Radiopharmaceuticals play a central role in nuclear medicine imaging. Their binding properties and pharmacokinetics are a major determinant of the obtained PET or SPECT image.

Since radiopharmaceuticals are considered as medicines, their preparation is subject to the same legislation as for other drugs. One of the requirements is the application of Good Manufacturing Practice (GMP) which in the European Union is described in Eudralex Volume 4—Good Manufacturing Practice Guidelines.

Radiopharmaceuticals are either produced by industry or in hospitals. Industrially produced radiopharmaceuticals are often on a relatively large scale and are shipped to hospitals according to demand. Therefore, in this case, companies apply full GMP as they have sufficient resources to comply with GMP guidelines.

In hospitals, radiopharmaceuticals are often prepared on a much smaller scale and are used locally for only a few patients. Usually, these radiopharmaceuticals contain short-lived radionuclides locally produced using a cyclotron or eluted from a generator. Moreover, the commercial interest for such tracers is often limited and they are therefore not commercially available. The combination of the specific characteristics of locally small-scale prepared radiopharmaceuticals with the fact that in hospitals resources is much less compared to industry makes full compliance with regular GMP guidelines very challenging.

Therefore, the EANM Radiopharmacy committee has developed a set of guidelines for the small-scale preparation of radiopharmaceuticals according to current good radiopharmacy practice (cGRPP). With this set of guidelines, EANM offers hospital radiopharmacies guidance on how to ensure high-quality standards appropriate to the specific conditions for the small-scale preparation of radiopharmaceuticals (SSRP).
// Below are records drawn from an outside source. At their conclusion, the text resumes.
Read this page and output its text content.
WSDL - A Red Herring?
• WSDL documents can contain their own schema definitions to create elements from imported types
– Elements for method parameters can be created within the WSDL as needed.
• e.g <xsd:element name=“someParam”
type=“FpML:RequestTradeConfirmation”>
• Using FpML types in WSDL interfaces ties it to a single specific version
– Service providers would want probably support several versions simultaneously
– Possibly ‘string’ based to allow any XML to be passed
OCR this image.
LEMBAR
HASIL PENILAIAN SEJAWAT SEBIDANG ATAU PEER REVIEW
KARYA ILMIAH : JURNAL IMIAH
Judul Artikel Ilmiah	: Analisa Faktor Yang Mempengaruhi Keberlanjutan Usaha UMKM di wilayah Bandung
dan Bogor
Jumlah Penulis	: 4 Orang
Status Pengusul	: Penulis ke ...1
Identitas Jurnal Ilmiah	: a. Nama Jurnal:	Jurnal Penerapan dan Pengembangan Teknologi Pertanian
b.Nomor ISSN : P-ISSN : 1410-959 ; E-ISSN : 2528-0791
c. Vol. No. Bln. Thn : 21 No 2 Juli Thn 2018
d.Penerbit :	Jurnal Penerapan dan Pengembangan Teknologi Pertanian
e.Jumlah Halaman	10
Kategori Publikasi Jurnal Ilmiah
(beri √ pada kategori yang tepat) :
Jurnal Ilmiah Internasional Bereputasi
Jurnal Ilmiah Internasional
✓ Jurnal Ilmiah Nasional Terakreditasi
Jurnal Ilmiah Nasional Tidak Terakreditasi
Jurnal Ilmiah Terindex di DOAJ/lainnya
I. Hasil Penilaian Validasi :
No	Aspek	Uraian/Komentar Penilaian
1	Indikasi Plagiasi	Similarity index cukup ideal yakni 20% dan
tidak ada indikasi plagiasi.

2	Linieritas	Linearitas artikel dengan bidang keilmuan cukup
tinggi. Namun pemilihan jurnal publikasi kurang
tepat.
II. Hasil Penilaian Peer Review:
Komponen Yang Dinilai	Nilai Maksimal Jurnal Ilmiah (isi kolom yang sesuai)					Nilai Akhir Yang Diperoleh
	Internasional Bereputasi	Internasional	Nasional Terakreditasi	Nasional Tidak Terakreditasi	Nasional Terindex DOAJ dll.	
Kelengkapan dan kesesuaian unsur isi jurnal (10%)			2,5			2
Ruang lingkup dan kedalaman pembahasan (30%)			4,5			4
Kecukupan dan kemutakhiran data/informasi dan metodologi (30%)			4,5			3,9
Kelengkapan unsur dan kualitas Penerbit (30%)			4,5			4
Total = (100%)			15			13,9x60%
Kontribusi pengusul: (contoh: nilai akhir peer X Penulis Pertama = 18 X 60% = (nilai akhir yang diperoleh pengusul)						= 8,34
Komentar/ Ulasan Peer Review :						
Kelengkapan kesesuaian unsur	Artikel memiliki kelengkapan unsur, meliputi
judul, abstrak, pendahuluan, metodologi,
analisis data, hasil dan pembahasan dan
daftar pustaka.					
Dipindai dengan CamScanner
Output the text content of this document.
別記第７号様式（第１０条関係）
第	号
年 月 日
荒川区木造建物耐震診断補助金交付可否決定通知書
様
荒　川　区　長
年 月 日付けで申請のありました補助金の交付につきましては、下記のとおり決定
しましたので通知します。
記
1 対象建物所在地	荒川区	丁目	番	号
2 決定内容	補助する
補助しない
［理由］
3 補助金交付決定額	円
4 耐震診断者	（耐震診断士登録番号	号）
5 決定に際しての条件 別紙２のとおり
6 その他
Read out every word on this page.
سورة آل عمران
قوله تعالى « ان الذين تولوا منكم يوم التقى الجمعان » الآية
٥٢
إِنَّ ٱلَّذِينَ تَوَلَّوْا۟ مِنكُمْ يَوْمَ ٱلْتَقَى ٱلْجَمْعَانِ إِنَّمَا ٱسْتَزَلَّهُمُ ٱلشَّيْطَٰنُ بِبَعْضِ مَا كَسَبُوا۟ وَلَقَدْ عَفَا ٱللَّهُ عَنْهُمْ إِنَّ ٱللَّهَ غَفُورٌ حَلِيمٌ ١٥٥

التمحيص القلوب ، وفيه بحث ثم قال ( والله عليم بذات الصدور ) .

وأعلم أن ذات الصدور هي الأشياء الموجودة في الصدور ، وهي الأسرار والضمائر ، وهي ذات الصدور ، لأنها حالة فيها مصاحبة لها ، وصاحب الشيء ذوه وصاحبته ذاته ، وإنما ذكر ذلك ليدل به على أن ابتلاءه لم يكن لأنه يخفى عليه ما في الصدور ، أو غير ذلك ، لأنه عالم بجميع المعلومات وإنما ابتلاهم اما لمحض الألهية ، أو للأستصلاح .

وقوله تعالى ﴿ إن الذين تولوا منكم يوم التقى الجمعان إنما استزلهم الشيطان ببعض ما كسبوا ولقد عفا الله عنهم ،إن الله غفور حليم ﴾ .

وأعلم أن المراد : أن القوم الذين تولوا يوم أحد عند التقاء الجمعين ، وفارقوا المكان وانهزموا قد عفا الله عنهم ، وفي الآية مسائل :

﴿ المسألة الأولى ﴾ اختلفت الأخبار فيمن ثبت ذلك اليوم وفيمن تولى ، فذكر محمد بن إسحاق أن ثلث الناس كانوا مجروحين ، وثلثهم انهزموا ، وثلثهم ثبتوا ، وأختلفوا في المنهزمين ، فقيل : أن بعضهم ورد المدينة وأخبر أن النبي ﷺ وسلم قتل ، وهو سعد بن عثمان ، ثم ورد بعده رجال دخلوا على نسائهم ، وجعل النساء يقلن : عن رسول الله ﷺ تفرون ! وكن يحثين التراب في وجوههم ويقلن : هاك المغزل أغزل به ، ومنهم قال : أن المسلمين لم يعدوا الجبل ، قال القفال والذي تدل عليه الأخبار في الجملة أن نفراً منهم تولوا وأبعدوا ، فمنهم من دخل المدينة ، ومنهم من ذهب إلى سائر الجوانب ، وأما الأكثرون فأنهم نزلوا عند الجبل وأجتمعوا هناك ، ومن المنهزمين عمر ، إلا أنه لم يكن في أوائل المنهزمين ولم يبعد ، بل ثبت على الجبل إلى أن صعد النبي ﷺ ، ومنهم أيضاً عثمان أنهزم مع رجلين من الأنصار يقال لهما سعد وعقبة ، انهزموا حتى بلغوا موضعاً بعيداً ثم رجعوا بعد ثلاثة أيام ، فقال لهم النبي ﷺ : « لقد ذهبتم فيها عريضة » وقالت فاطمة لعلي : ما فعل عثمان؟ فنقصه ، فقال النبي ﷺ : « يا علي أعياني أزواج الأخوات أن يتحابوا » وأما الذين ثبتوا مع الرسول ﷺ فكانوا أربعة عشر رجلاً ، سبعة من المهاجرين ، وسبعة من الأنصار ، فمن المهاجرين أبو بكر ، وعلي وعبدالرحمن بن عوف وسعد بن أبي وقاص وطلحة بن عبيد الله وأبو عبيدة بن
The recently published guideline is an update of the previously published guidance [2] and also refers to other documents that have since been published by the EANM: Guidance on cGRPP for SSRPs using automated modules: a European perspective [1], Guidelines on the labeling of leucocytes with 99mTc-HMPAO [8], EANM guideline on the validation of analytical methods for radiopharmaceuticals [4], and Guidance on validation and qualification of processes and operations involving radiopharmaceuticals [7]. Furthermore, this guideline refers to the current legislative documents issues by the European Union [3], Pharmaceutical Inspection Co-operation Scheme (PICs) [6], and IAEA [5].

The guideline provides a useful point of reference for hospital radiopharmacies, bringing together several documents published during the last 10 years to aid in the in establishment of quality standards for production of their radiopharmaceuticals. The guideline is in three parts: Part 1 contains general guidance with respect to quality assurance, personnel, premises, equipment, documentation, production, quality control and outsourced activities which applies for all diagnostic and therapeutic radiopharmaceuticlas. Part 2 contains guidance on the preparation of radiopharmaceuticals from licensed components (generators, radionuclide precursors and kits). Part 3 contains detailed guidance on the preparation of radiopharmaceuticals from non-licensed components, including the production of PET-radiopharmaceuticals from cyclotron-produced radionuclides using synthesis modules and other specialized equipment.

The following topics are addressed:

In part 1, the use of a risk-management approach in the quality assurance (QA) system is emphasized. Furthermore, the requirement of having a responsible person for radiopharmaceuticals (RPR) is promoted, whereas in the general EU GMP guidelines, a qualified person (QP) is mentioned. It must be highlighted here that the requirement for certification of radiopharmaceuticals by a QP is dependent on the type of product and applicable national legislation. Furthermore, the importance of having systems for handling deviations, changes, out of specification results (OOS) and corrective and preventative actions (CAPA) is stressed. Regarding personnel, it is described that sufficient staff must be available who have appropriate education and training. This can be offered by EANM/ESMIT at different levels, from e-learning to postgraduate courses and advanced courses. It is also stressed that, for outsourced activities, such as cleaning, monitoring, tests and qualification, written contracts should be in place.

Overall, in part 1, it is described how a high level of quality assurance can be maintained in a small hospital radiopharmacy.

In part 2, which covers preparation from licensed components, the following topics are explicitly described: premises and equipment, production, and quality control.

For production of SSRPs from non-licensed components, as described in Part 3, a dedicated quality management system is recommended. Furthermore, besides the RPR, a separate production manager and quality control manager should ideally be available. For these radiopharmaceuticals, automated synthesis systems are often used. Conditions for the use of such systems along with validation of production processes are described. Specifically mentioned are bioburden tests and identification of critical steps that can affect microbiology. Vendor qualification is discussed and it is recommended to perform supplier audits. EANM has taken the initiative to organize joint audits under the SASAI initiative.

In conclusion, the newly published guideline offers a comprehensive and up-to-date overview with reference to other applicable publications, and gives practical advice for hospital radiopharmacies with respect to the small-scale preparation of radiopharmaceuticals.